Chicago Sun Times film critic Roger Ebert awarded the film three and a half stars out of four, saying that it "contains many pleasures, but one of the best is its conviction that the American campus contains life as we know it." In his review for The Globe and Mail, Salem Alaton wrote, "Producer Brian Grazer craved a feel-good picture, and she [Martha Coolidge] turned in the summer's best, and she didn't cheat to do it. There's heart in the kookiness. Real Genius has real people, real comedy and real fun." Richard Schickel of Time praised the film for being "a smart, no-nonsense movie that may actually teach its prime audience a valuable lesson: the best retort to an intolerable situation is not necessarily a food fight. Better results, and more fun, come from rubbing a few brains briskly together."

==Scientific accuracy==
In the MythBusters episode "Car vs. Rain", first broadcast on June 17, 2009, the MythBusters team tried to determine whether the final scene in the film, the destruction of Dr Hathaway's house with laser-popped popcorn, is actually possible. First they used a ten-watt laser to pop a single kernel wrapped in aluminum foil, showing that popping corn is possible with a laser. Then they tested a scaled-down model of a house. The popcorn was popped through induction heating because a sufficiently large laser was not available. The result was that the popcorn was unable to expand sufficiently to break glass, much less break open a door or move the house off its foundation. Instead, it ceased to expand and then simply charred.

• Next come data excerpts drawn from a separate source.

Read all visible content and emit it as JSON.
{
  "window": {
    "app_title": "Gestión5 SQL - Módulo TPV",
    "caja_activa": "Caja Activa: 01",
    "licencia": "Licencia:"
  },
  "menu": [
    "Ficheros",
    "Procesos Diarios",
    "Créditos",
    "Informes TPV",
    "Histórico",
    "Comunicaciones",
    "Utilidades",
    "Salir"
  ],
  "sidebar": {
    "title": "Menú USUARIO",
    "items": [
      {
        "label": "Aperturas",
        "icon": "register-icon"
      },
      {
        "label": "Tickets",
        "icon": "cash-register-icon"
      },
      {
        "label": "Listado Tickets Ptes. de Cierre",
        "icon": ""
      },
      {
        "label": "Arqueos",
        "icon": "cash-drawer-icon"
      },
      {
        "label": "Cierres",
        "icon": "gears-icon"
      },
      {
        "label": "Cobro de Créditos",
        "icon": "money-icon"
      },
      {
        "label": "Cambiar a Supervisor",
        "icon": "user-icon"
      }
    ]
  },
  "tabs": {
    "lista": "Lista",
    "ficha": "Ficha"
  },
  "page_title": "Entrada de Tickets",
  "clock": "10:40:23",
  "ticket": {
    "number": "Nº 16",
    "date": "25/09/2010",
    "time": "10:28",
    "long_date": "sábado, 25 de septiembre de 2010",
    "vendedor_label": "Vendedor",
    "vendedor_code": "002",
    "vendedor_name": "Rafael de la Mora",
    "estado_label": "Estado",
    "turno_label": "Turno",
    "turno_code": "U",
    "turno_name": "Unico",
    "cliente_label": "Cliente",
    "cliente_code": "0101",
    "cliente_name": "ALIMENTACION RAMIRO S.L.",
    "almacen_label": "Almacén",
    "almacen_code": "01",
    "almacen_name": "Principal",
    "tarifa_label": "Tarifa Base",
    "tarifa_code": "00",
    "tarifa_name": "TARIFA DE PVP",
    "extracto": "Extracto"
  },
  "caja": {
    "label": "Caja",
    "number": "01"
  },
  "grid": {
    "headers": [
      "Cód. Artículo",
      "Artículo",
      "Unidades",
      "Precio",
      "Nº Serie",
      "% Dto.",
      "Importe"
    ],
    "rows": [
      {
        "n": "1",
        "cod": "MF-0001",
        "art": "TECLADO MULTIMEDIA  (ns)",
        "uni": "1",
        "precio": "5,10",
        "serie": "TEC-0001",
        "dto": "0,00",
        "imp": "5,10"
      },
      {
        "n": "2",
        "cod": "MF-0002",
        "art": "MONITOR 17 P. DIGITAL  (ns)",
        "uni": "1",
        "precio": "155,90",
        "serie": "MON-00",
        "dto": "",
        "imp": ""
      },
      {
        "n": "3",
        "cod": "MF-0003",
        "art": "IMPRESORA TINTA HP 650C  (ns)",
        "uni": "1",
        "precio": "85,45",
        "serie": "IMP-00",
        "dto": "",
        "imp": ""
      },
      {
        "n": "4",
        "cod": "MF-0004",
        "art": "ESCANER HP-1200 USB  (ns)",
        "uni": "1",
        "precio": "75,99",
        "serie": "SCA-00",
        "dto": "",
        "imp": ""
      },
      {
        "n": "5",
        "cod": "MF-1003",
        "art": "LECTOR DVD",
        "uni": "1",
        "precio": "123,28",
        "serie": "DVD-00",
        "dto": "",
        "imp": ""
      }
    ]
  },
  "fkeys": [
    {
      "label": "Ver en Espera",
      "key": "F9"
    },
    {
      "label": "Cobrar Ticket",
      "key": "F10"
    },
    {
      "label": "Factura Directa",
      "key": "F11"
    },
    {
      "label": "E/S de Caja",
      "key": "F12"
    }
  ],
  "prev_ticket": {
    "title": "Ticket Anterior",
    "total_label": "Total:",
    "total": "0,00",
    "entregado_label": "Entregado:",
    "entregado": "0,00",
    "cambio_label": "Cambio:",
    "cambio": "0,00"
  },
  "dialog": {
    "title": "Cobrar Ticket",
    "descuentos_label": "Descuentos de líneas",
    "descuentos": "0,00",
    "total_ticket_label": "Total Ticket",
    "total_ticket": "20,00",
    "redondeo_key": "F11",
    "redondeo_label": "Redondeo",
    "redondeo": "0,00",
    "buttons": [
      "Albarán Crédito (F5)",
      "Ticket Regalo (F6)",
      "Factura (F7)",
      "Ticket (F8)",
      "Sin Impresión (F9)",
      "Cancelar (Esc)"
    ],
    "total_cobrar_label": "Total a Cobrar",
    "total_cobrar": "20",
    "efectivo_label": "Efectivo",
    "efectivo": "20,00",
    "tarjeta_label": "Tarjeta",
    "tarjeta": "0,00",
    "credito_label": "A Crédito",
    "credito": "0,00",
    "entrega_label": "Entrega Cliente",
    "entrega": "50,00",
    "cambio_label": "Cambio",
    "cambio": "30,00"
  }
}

It was also specifically stated in the program that a five-megawatt laser still did not exist, even in military applications, and that the most powerful military laser they knew of was 100 kilowatts.

In January 2011, it was further demonstrated on video in a home setting that a kernel of corn directly exposed to laser light from accessible consumer level lasers could be popped as reported by TechCrunch.

The solid xenon-halogen laser proposed and built by Chris in the latter half of the film, though in the realm of science fiction, was based on a theory of the time. Real Genius, through consultant Martin A. Gundersen, who played the math professor, was later cited in an academic publication that detailed the scientific basis behind the laser.

==Television series==
Reports surfaced in September 2014 that a potential television series was in the works. NBC was set to produce the comedy series with Sony TV, Happy Madison and 3 Arts Entertainment. As of December 2017 there were no updates on the production.